Kidnapped and murdered, Samantha’s life was stolen in the most reprehensible, inconceivable way. She was twenty-one. She was completing her degree in political science at South Carolina University. She was starting law school in the fall.
I learned the devastating news when I came home to find my own daughter in tears. She was watching haunting, online footage, caught on surveillance camera. Samantha is seen grabbing the door handle and getting inside a Chevy Impala that pulls up to the curb. The images are the last of her alive.
My girl is also twenty-one years old. She is a university student, nearing completion of her undergraduate degree. She has her heart set on law school. She is the kind of kid who might leave before a party is over, who might assure her friends she’s fine getting home alone, who would hail a ride rather than drink and drive.
Earlier that evening, before I came home, I had witnessed a wonderful event that filled me with nostalgia. Overcome, I texted my daughter to tell her what I’d seen: a young mother strolling the sidewalk in the sunshine, happily chatting with her little boy while she pulled a wagon, a tiny girl with teeny pigtails seated inside. As the wagon bumped along, the mother stopped, bending to help her daughter, whose grip on an ice-cream was precarious. She adjusted the napkin wrapped around the cone, and smiling, handed it back to her child. With that simple gesture, I flashed back twenty years. I saw myself with my son and his little sister, soaking up the early rays of spring, rejoicing in the warmth with a cold treat. A bittersweet pang gripped my heart. Where had the time gone?
I told my daughter how the little girl with the wispy, blonde hair reminded me of her at that age; the chatty little boy, her brother. My daughter replied, “Aww, that is so cute! I love you, mama.”
Then I came home and found her crying. Grieving for a girl she didn’t know. She was outraged at the injustice, the way women, in particular, must be vigilante. She saw herself—and every one of her friends—in Samantha.
I cannot fathom this loss of life, the gut-wrenching grief for those who loved that beautiful young woman. Not long ago, she was small enough to fit in a wagon. Now she will never grow all the way up.

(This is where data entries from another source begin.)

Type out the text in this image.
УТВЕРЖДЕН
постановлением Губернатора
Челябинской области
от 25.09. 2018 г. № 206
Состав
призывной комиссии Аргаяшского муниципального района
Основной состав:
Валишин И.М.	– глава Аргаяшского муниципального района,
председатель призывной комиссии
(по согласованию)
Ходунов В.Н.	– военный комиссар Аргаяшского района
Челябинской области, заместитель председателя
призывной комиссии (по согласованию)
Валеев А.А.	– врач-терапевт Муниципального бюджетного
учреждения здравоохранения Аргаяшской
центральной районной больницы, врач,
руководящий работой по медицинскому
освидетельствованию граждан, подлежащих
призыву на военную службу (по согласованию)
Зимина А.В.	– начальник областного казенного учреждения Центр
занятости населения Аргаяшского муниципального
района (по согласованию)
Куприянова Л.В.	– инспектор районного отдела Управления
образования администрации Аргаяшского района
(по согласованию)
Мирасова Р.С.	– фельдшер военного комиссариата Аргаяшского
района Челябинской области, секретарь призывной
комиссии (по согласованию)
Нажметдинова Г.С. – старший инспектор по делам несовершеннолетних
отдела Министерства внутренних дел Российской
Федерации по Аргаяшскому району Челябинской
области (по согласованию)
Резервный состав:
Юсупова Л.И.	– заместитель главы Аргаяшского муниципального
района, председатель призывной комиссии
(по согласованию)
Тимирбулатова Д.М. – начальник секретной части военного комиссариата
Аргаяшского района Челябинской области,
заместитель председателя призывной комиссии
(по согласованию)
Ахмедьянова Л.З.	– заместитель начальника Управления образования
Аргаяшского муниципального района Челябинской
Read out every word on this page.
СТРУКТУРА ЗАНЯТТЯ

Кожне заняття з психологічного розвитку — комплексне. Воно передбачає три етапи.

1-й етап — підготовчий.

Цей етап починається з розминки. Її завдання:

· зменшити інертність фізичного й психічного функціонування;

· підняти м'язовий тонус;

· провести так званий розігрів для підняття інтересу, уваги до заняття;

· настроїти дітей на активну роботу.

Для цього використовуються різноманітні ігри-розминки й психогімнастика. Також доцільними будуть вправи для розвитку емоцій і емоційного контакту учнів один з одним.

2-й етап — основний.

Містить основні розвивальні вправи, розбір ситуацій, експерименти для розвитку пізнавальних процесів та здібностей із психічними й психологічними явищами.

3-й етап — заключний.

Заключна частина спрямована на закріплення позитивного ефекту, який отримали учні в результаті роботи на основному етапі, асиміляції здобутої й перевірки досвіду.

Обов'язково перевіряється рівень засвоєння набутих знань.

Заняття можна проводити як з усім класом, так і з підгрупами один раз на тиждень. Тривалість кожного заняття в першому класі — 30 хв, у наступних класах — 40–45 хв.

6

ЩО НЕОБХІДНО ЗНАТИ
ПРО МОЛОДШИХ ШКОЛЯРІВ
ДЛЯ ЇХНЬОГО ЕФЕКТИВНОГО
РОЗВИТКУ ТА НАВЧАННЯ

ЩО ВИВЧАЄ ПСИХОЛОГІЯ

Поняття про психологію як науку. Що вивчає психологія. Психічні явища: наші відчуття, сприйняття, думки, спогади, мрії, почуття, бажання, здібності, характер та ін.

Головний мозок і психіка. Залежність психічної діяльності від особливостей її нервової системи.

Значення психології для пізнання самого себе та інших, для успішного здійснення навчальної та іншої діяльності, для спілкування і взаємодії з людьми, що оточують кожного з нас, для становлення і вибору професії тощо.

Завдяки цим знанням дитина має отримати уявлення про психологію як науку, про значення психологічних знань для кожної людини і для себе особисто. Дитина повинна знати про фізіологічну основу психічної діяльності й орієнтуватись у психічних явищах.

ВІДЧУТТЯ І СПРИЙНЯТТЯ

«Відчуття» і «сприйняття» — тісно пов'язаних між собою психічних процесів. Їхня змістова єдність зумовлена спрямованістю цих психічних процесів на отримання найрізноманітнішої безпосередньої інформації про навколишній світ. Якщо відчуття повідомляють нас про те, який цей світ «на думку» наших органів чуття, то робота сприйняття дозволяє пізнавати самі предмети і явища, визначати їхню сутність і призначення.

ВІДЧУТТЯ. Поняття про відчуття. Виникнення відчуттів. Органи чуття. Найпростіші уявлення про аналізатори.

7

What I can do, is hug my children everyday they are home. I can tell them I love them. And I can forgive my daughter when she leaves three glasses, two mugs, and a bowl in her room; when her laundry piles up and she absconds with my clean towels because she has none; when the dishwasher remains unloaded and I start clanging cups into cupboards, muttering, “When are these kids going to move out?”
I can fall on my knees and thank God my beautiful daughter is healthy and alive and becoming educated while she learns how to make her way in the world. I can breathe and do my best to remember how sacred this time is, how lucky I am to watch her grow and grow up.
Soon she will leave me, and I will miss hearing her singing from upstairs as she packs for a long day of school or gets ready for her part-time job as a server in a busy restaurant; as she applies makeup with an artist’s hand, carelessly dropping clothes all over her floor before rushing out the door.
What I can do, is pray for healing and grace for Samantha’s family and loved ones. And I can pray for me. Please let me not take for granted, the glory of this day, the magic of every moment, with my girl.
Note: The first step in ensuring your driver is safe is to ask, “What’s my name?” before getting into a ride-sharing car. Uber and Lyft offer functionality in their apps that allows riders to share their trip with five of their contacts and to access 9-11 services. Check out
Share My Trip (Uber) and Send ETA (Lyft).